AU FIL DES HOMELIES

Photos

NAÎTRE DE L'EAU ET DE L'ESPRIT

1 Jn 4, 15-21 ; Jn 3, 1-12

(5 janvier 1990)

Homélie du Frère Michel MORIN

 

N

ul ne peut entrer dans le Royaume de Dieu s'il ne naît pas de l'eau et de l'Esprit !" La parole de Jésus est extrêmement claire. L'eau et l'Esprit, c'est le baptême. Personne ne peut entrer dans le Royaume éternel, dans la vie, s'il n'est pas d'abord baptisé. Et cette question rejoint tout à fait celle de Nicodème : "Comment cela peut-il se faire ?" puisque, comme vous le savez, la plupart des hommes qui ont vécu, qui vivent aujourd'hui sur la terre ne sont pas baptisés et ne le seront probablement pas avant leur mort. Or le Christ dit sans équivoque, sans ce baptême, vous n'entrerez pas dans le Royaume des cieux.
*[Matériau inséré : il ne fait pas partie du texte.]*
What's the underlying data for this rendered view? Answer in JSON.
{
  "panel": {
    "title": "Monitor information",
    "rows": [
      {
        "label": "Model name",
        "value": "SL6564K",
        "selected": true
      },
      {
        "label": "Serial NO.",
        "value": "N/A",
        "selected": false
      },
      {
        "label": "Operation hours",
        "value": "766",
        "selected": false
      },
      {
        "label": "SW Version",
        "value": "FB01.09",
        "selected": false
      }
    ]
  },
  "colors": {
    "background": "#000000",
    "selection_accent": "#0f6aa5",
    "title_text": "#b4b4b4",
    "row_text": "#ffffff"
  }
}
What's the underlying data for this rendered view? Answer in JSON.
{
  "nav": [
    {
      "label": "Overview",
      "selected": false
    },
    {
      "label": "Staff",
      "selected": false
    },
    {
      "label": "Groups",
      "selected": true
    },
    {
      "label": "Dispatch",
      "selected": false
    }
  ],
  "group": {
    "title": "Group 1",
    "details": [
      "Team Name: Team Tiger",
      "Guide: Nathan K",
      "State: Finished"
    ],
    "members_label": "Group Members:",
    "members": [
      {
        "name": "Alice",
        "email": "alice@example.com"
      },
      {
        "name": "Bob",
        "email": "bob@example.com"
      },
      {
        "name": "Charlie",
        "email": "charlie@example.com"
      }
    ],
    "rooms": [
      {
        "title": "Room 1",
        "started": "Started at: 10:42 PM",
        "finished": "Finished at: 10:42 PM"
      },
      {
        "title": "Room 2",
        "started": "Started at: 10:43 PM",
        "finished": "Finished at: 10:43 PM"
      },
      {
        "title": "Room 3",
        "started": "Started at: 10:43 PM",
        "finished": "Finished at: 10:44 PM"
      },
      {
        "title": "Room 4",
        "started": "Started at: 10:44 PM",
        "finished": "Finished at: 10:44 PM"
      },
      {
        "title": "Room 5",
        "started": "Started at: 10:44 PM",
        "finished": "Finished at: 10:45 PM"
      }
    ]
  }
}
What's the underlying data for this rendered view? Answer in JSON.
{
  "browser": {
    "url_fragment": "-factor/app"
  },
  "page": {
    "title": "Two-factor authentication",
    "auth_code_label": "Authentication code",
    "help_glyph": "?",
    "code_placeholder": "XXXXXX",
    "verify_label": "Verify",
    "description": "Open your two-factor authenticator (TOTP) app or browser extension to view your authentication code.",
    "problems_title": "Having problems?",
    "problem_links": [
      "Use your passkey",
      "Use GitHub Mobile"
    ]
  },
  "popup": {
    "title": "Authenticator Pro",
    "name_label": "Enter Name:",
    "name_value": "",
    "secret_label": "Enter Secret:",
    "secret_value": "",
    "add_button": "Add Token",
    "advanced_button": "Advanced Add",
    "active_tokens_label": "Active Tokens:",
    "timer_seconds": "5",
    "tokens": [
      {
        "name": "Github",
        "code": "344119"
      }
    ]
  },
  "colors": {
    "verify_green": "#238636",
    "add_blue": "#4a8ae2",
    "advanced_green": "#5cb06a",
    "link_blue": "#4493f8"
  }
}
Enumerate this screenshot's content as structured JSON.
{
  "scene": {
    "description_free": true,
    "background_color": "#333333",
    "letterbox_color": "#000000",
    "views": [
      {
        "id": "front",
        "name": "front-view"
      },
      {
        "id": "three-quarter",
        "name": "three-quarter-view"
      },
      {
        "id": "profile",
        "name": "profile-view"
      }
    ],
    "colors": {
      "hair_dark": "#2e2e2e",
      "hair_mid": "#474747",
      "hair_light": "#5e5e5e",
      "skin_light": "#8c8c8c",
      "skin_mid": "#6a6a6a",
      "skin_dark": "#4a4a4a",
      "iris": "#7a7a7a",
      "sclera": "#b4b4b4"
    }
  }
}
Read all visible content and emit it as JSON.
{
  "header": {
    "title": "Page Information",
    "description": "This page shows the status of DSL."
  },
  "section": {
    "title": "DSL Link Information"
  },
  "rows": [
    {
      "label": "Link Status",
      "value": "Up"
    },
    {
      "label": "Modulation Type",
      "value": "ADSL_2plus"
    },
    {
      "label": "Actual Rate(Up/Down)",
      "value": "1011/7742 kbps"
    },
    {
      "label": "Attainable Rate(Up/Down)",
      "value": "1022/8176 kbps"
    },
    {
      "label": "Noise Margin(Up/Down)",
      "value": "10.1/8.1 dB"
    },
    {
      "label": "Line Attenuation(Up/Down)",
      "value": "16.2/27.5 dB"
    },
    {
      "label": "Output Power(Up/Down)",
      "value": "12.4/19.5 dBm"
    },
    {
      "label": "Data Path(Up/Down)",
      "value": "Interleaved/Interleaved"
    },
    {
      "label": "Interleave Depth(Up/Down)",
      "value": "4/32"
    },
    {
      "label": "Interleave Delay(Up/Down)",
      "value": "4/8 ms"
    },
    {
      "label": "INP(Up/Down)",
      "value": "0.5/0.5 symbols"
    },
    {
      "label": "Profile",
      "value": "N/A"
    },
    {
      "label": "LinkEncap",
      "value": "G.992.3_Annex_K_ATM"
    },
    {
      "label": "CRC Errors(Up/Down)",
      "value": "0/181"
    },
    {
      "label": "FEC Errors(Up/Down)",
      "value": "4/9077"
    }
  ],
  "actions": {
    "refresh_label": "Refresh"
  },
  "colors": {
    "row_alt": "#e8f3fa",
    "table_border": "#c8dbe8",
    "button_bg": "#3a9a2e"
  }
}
Cette question aussi, nous nous la posons souvent à propos de la mort prématurée d'enfants non encore baptisés. C'est d'ailleurs le même problème pour les gens qui meurent âgés sans être baptisés, mais notre sensibilité se porte davantage sur ces en­fants. Aux yeux de Dieu c'est la même chose. Pour Dieu, il n'y a pas des enfants, des adultes ou des vieux, il y a des êtres, il y a des personnes. Et quel que soit leur âge, peu importe, Dieu les aime dès qu'ils commencent à exister.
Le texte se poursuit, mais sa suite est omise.